2. Sur les frais irrépétibles,
Aux termes de l’article 700 du code de procédure civile, le juge condamne la partie tenue aux dépens ou qui perd son procès à payer à l’autre partie la somme qu’il détermine, au titre des frais exposés et non compris dans les dépens. Dans tous les cas, le juge tient compte de l’équité ou de la situation économique de la partie condamnée. Il peut, même d’office, pour des raisons tirées des mêmes considérations, dire qu’il n’y a pas lieu à ces condamnations.
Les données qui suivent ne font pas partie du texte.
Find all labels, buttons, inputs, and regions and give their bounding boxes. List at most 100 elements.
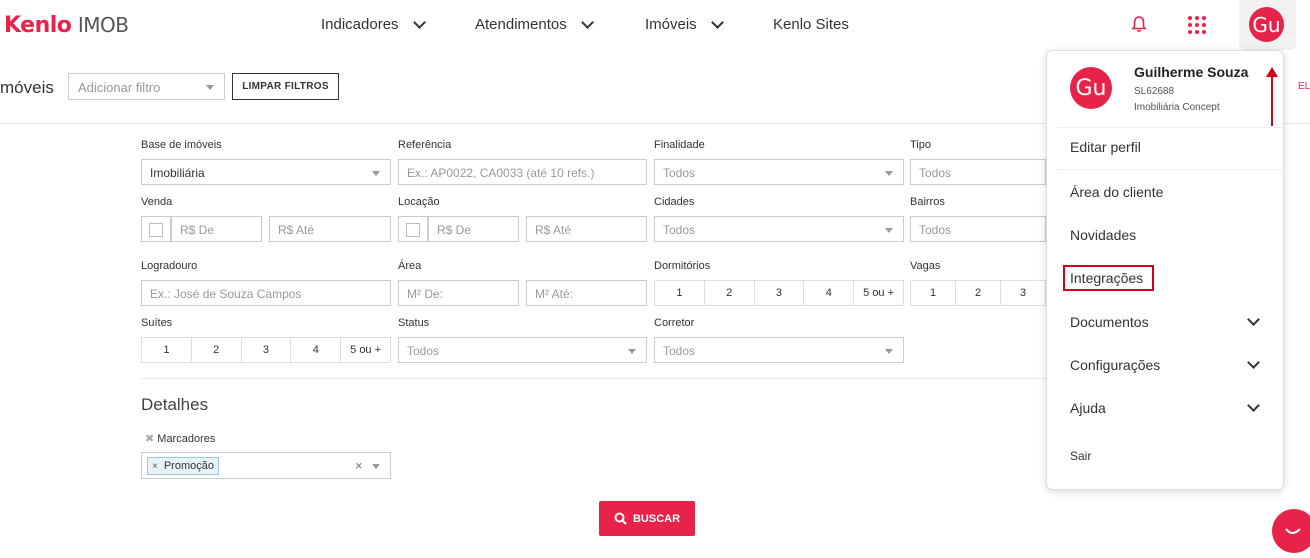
cidades-label: Cidades <box>654 196 695 208</box>
venda-label: Venda <box>141 196 173 208</box>
menu-item-editar-perfil[interactable]: Editar perfil <box>1070 139 1141 155</box>
logo-brand: Kenlo <box>4 13 72 38</box>
dormitorios-option[interactable]: 5 ou + <box>854 281 903 305</box>
locacao-de-input[interactable]: R$ De <box>428 216 519 242</box>
corretor-label: Corretor <box>654 317 695 329</box>
nav-indicadores[interactable]: Indicadores <box>321 15 426 33</box>
nav-imoveis[interactable]: Imóveis <box>645 15 724 33</box>
clear-filters-button[interactable]: LIMPAR FILTROS <box>232 73 339 100</box>
status-label: Status <box>398 317 430 329</box>
marcadores-label-row: ✖ Marcadores <box>145 432 215 445</box>
locacao-ate-input[interactable]: R$ Até <box>526 216 647 242</box>
referencia-input[interactable]: Ex.: AP0022, CA0033 (até 10 refs.) <box>398 159 647 185</box>
caret-down-icon <box>206 85 214 90</box>
menu-item-documentos[interactable]: Documentos <box>1070 314 1149 330</box>
tipo-label: Tipo <box>910 139 931 151</box>
avatar: Gu <box>1249 7 1284 42</box>
dormitorios-label: Dormitórios <box>654 260 711 272</box>
dormitorios-option[interactable]: 3 <box>755 281 805 305</box>
avatar: Gu <box>1070 67 1112 109</box>
locacao-label: Locação <box>398 196 440 208</box>
suites-option[interactable]: 2 <box>192 338 242 362</box>
corretor-value: Todos <box>663 344 696 358</box>
caret-down-icon <box>885 349 893 354</box>
page-title: móveis <box>0 78 54 97</box>
bairros-select[interactable]: Todos <box>910 216 1046 242</box>
export-excel-link-fragment[interactable]: EL <box>1298 81 1310 92</box>
chevron-down-icon <box>580 15 594 29</box>
base-value: Imobiliária <box>150 166 205 180</box>
base-select[interactable]: Imobiliária <box>141 159 391 185</box>
suites-option[interactable]: 1 <box>142 338 192 362</box>
caret-down-icon <box>885 171 893 176</box>
suites-option[interactable]: 3 <box>242 338 292 362</box>
finalidade-label: Finalidade <box>654 139 705 151</box>
suites-segmented: 1 2 3 4 5 ou + <box>141 337 391 363</box>
top-navigation-bar: Kenlo IMOB Indicadores Atendimentos Imóv… <box>0 0 1310 50</box>
vagas-option[interactable]: 3 <box>1001 281 1045 305</box>
suites-label: Suítes <box>141 317 173 329</box>
search-icon <box>614 512 627 525</box>
chevron-down-icon <box>1247 313 1260 326</box>
arrow-annotation <box>1271 74 1273 126</box>
dormitorios-option[interactable]: 2 <box>705 281 755 305</box>
dormitorios-option[interactable]: 4 <box>804 281 855 305</box>
clear-selection-icon[interactable]: × <box>355 458 363 473</box>
kenlo-logo[interactable]: Kenlo IMOB <box>4 13 129 38</box>
area-de-input[interactable]: M² De: <box>398 280 519 306</box>
base-label: Base de imóveis <box>141 139 222 151</box>
corretor-select[interactable]: Todos <box>654 337 904 363</box>
area-ate-input[interactable]: M² Até: <box>526 280 647 306</box>
bell-icon[interactable] <box>1130 15 1148 33</box>
vagas-option[interactable]: 1 <box>911 281 956 305</box>
chevron-down-icon <box>1247 356 1260 369</box>
referencia-label: Referência <box>398 139 452 151</box>
suites-option[interactable]: 5 ou + <box>341 338 390 362</box>
vagas-label: Vagas <box>910 260 941 272</box>
menu-item-novidades[interactable]: Novidades <box>1070 227 1136 243</box>
marcadores-multiselect[interactable]: × Promoção × <box>141 452 391 479</box>
chevron-down-icon <box>710 15 724 29</box>
dormitorios-segmented: 1 2 3 4 5 ou + <box>654 280 904 306</box>
venda-de-input[interactable]: R$ De <box>171 216 262 242</box>
venda-ate-input[interactable]: R$ Até <box>269 216 391 242</box>
suites-option[interactable]: 4 <box>291 338 342 362</box>
remove-tag-icon[interactable]: × <box>152 461 158 472</box>
menu-item-configuracoes[interactable]: Configurações <box>1070 357 1160 373</box>
nav-kenlo-sites[interactable]: Kenlo Sites <box>773 16 849 33</box>
remove-filter-icon[interactable]: ✖ <box>145 433 154 445</box>
menu-item-sair[interactable]: Sair <box>1070 449 1091 463</box>
menu-item-ajuda[interactable]: Ajuda <box>1070 400 1106 416</box>
add-filter-select[interactable]: Adicionar filtro <box>68 73 225 100</box>
section-divider <box>141 378 1061 379</box>
tag-label: Promoção <box>163 460 214 472</box>
finalidade-select[interactable]: Todos <box>654 159 904 185</box>
tag-chip: × Promoção <box>147 457 219 475</box>
marcadores-label: Marcadores <box>157 433 216 445</box>
nav-indicadores-label: Indicadores <box>321 16 399 33</box>
menu-item-area-cliente[interactable]: Área do cliente <box>1070 184 1163 200</box>
search-button[interactable]: BUSCAR <box>599 501 695 536</box>
details-title: Detalhes <box>141 395 209 414</box>
user-agency: Imobiliária Concept <box>1134 102 1220 113</box>
status-select[interactable]: Todos <box>398 337 647 363</box>
apps-grid-icon[interactable] <box>1188 16 1206 34</box>
nav-atendimentos-label: Atendimentos <box>475 16 567 33</box>
nav-kenlo-sites-label: Kenlo Sites <box>773 16 849 33</box>
chevron-down-icon <box>1247 399 1260 412</box>
chevron-down-icon <box>412 15 426 29</box>
nav-atendimentos[interactable]: Atendimentos <box>475 15 594 33</box>
cidades-select[interactable]: Todos <box>654 216 904 242</box>
cidades-value: Todos <box>663 223 696 237</box>
venda-checkbox[interactable] <box>141 216 171 242</box>
chat-support-icon[interactable] <box>1272 509 1310 553</box>
logo-product: IMOB <box>77 13 129 37</box>
add-filter-placeholder: Adicionar filtro <box>78 80 161 95</box>
vagas-option[interactable]: 2 <box>956 281 1001 305</box>
locacao-checkbox[interactable] <box>398 216 428 242</box>
user-avatar-button[interactable]: Gu <box>1239 0 1296 50</box>
tipo-select[interactable]: Todos <box>910 159 1046 185</box>
logradouro-input[interactable]: Ex.: José de Souza Campos <box>141 280 391 306</box>
menu-divider <box>1057 169 1283 170</box>
dormitorios-option[interactable]: 1 <box>655 281 705 305</box>
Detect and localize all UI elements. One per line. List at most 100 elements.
M. [R] [G] succombant à l’instance, il sera condamné à payer à M. [D] [P] une somme qu’il est équitable de fixer à 2 500 euros, et à la CPAM de la Haute-Garonne une indemnité de 1 000 euros, au titre des frais irrépétibles.
PAR CES MOTIFS,
Le tribunal, statuant publiquement, par jugement contradictoire et en premier ressort, prononcé par mise à disposition au greffe,
CONDAMNE [R] [G] à payer à [D] [P] la somme de 195 321, 76 euros en réparation de ses préjudices, décomposée comme suit :
— 1 450 euros au titre des dépenses de santé actuelles,
— 2 500 euros au titre des frais de médecin-conseil,
— 1 414, 80 euros au titre de l’assistance par tierce personne temporaire,
— 97 854, 93 euros au titre de l’assistance par tierce personne permanente,
— 31 369, 53 euros au titre de l’incidence professionnelle,
— 9 832, 50 euros au titre du déficit fonctionnel temporaire,
— 17 000 euros au titre des souffrances endurées,
— 1 000 euros au titre du préjudice esthétique temporaire,
— 18 000 euros au titre du déficit fonctionnel permanent,
— 900 euros au titre du préjudice esthétique permanent,
— 9 000 euros au titre du préjudice sexuel,
— 5 000 euros au titre du préjudice d’impréparation,
DIT que cette somme portera intérêts au taux légal à compter du 16 novembre 2023, date de l’assignation ;
ORDONNE la capitalisation des intérêts en application de l’article 1343-2 du code civil ;
FIXE la créance de la Caisse primaire d’assurance maladie de la Haute-Garonne pour les prestations servies à [D] [P] à la somme totale de 10 163, 72 euros, décomposée comme suit :
— 9 891, 20 euros au titre des dépenses de santé actuelles,
— 272, 52 euros au titre des dépenses de santé futures ;
CONDAMNNE [R] [G] à payer à la Caisse primaire d’assurance maladie de la Haute-Garonne la somme de 10 163, 72 euros au titre de sa créance définitive, avec intérêts au taux légal à compter du 17 janvier 2024, date de la demande ;
CONDAMNNE [R] [G] à payer à la Caisse primaire d’assurance maladie de la Haute-Garonne la somme de 1 191 euros au titre de l’indemnité forfaitaire de gestion conformément à l’article L.376-1 du code de la sécurité sociale ;
CONDAMNE [R] [G] aux entiers dépens de l’instance ;
AUTORISE sur ses affirmations de droit Me Sandrine BEZARD, avocat, à recouvrir directement contre [R] [G] ceux des dépens elle a fait l’avance sans avoir reçu de provision en application de l’article 699 du code de procédure civile ;
CONDAMNE [R] [G] à payer à [D] [P] la somme de 2 500 euros au titre de l’article 700 du code de procédure civile ;
CONDAMNE [R] [G] à payer à la Caisse primaire d’assurance maladie de Haute-Garonne la somme de 1 000 euros au titre de l’article 700 du code de procédure civile ;
RAPPELLE que la décision du tribunal est exécutoire de droit à titre provisoire.
Ainsi jugé et mis à disposition au greffe du tribunal le 16 janvier 2026, et signé par la présidente et la greffière.